Step Five: Building a Script
Thanks to Authentic8 secure storage APIs and outsourced malware analysis tools, transferring files from one non-adjacent network to another is quite simple. Here are the steps on how to go about building your script:
Grab your bucket file token and bucket IDs. Silo for Research allows you to access your shared secure storage drives securely via access tokens: user file tokens and storage bucket IDs. Once authenticated, you can use API endpoints to download and upload files from secure storage via HTTP requests. Additionally, there are commands to list files that allow you to iterate through a directory to find specific files. In your script, these commands will help locate and transfer files to and from secure storage and submit them to your malware analysis tool. When a file is transferred from one location to the other, make sure to transfer the files as binaries and keep them in memory. For example, if you were to write the script in python, you could use the IO library to store files in in-memory binary streams such as BytesIO objects. See more documentation here. This keeps you safe from storing any malware on your host computer and accidentally triggering an unwanted virus. The next step is to find a malware analysis tool.
To help, we’ve provided an example of doing this with the Authentic8 External API.
Pick a malware analysis tool. To make things easier, choose a tool with an easy-to-use API that allows you to upload and scan files and access the finished reports. For example, suppose we were to design our script to interact with the VirusTotal API. In that case, we need to refer to the VirusTotal API docs to learn how the API works and indicate which API endpoints we can use to send and receive information from. After looking through the documentation and understanding how to communicate with the API, we can use the /file/report endpoint to retrieve the most recent antivirus report using a sha256 hash and the /file/scan endpoint to send files for scanning and generate an antivirus report. For VirusTotal, it’s best practice to first search for the file report before sending in the file for scanning if someone else has also submitted the same hash for analysis. This makes generating reports a little faster. Other similar analysis tools available are provided by vendors like Hybrid-Analysis, Joe Sandbox Cloud and SecondWrite.
Generate the report. The most important part of the process is generating information. Depending on how deep of an analysis you’d like to perform on the malware, APIs like VirusTotal return analysis reports in HTML that allows you to analyze the behavior of malware, find similar malware and even see network traffic it creates. You can send these reports back to your secure storage to share with other analysts or keep them locally on your computer.

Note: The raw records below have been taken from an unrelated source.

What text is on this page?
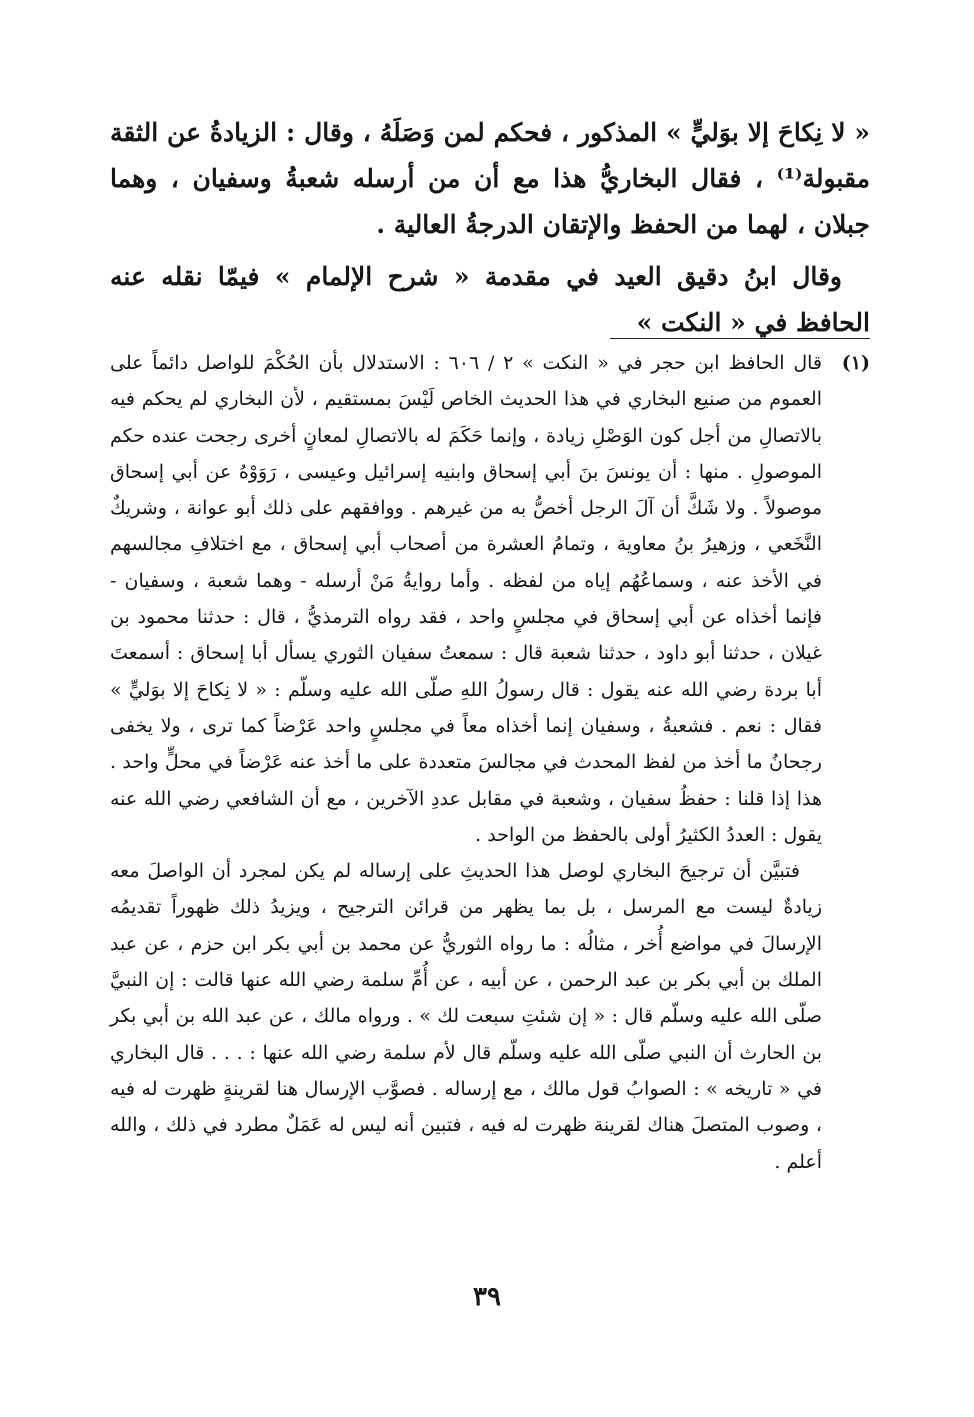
« لا نِكاحَ إلا بوَليٍّ » المذكور ، فحكم لمن وَصَلَهُ ، وقال : الزيادةُ عن الثقة مقبولة⁽¹⁾ ، فقال البخاريُّ هذا مع أن من أرسله شعبةُ وسفيان ، وهما جبلان ، لهما من الحفظ والإتقان الدرجةُ العالية .

وقال ابنُ دقيق العيد في مقدمة « شرح الإلمام » فيمّا نقله عنه الحافظ في « النكت »

(١)

قال الحافظ ابن حجر في « النكت » ٢ / ٦٠٦ : الاستدلال بأن الحُكْمَ للواصل دائماً على العموم من صنيع البخاري في هذا الحديث الخاص لَيْسَ بمستقيم ، لأن البخاري لم يحكم فيه بالاتصالِ من أجل كون الوَصْلِ زيادة ، وإنما حَكَمَ له بالاتصالِ لمعانٍ أخرى رجحت عنده حكم الموصولِ . منها : أن يونسَ بنَ أبي إسحاق وابنيه إسرائيل وعيسى ، رَوَوْهُ عن أبي إسحاق موصولاً . ولا شَكَّ أن آلَ الرجل أخصُّ به من غيرهم . ووافقهم على ذلك أبو عوانة ، وشريكٌ النَّخَعي ، وزهيرُ بنُ معاوية ، وتمامُ العشرة من أصحاب أبي إسحاق ، مع اختلافِ مجالسهم في الأخذ عنه ، وسماعُهُم إياه من لفظه . وأما روايةُ مَنْ أرسله - وهما شعبة ، وسفيان - فإنما أخذاه عن أبي إسحاق في مجلسٍ واحد ، فقد رواه الترمذيُّ ، قال : حدثنا محمود بن غيلان ، حدثنا أبو داود ، حدثنا شعبة قال : سمعتُ سفيان الثوري يسأل أبا إسحاق : أسمعتَ أبا بردة رضي الله عنه يقول : قال رسولُ اللهِ صلّى الله عليه وسلّم : « لا نِكاحَ إلا بوَليٍّ » فقال : نعم . فشعبةُ ، وسفيان إنما أخذاه معاً في مجلسٍ واحد عَرْضاً كما ترى ، ولا يخفى رجحانُ ما أخذ من لفظ المحدث في مجالسَ متعددة على ما أخذ عنه عَرْضاً في محلٍّ واحد . هذا إذا قلنا : حفظُ سفيان ، وشعبة في مقابل عددِ الآخرين ، مع أن الشافعي رضي الله عنه يقول : العددُ الكثيرُ أولى بالحفظ من الواحد .

فتبيَّن أن ترجيحَ البخاري لوصل هذا الحديثِ على إرساله لم يكن لمجرد أن الواصلَ معه زيادةٌ ليست مع المرسل ، بل بما يظهر من قرائن الترجيح ، ويزيدُ ذلك ظهوراً تقديمُه الإرسالَ في مواضع أُخر ، مثالُه : ما رواه الثوريُّ عن محمد بن أبي بكر ابن حزم ، عن عبد الملك بن أبي بكر بن عبد الرحمن ، عن أبيه ، عن أُمِّ سلمة رضي الله عنها قالت : إن النبيَّ صلّى الله عليه وسلّم قال : « إن شئتِ سبعت لك » . ورواه مالك ، عن عبد الله بن أبي بكر بن الحارث أن النبي صلّى الله عليه وسلّم قال لأم سلمة رضي الله عنها : . . . قال البخاري في « تاريخه » : الصوابُ قول مالك ، مع إرساله . فصوَّب الإرسال هنا لقرينةٍ ظهرت له فيه ، وصوب المتصلَ هناك لقرينة ظهرت له فيه ، فتبين أنه ليس له عَمَلٌ مطرد في ذلك ، والله أعلم .

٣٩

Putting it together. The above demonstrates the workflow of a successful script to take and send files from secure storage to the malware analysis platform of your choice. First, retrieve the file from secure storage, then send it to the sandbox, and finally retrieve the report and send it back to your secure drive or store it in a local directory. As simple as this process may be, it’s essential to remember to transfer these files in a safe, fast and isolated fashion so that dangerous malware never touches your endpoint or network.
The best part is once you have the script built, you can do bulk malware analysis within minutes.
Say your favorite malware submission platform is VirusTotal, you can create a script that takes in all your artifacts from secure storage, submits them to VirusTotal, and you get the reports back inside another drive within secure storage. You can utilize shared drives that allow everyone within your organization to look inside and view the reports safely within the browser. It never touches your endpoint.
With these steps, you don’t have to worry about attribution, virtualization or accidental exposure, and the total malware analysis time is significantly reduced. No more wasting hours and hours configuring your virtual machine to look like a regular average Joe Windows 10 box.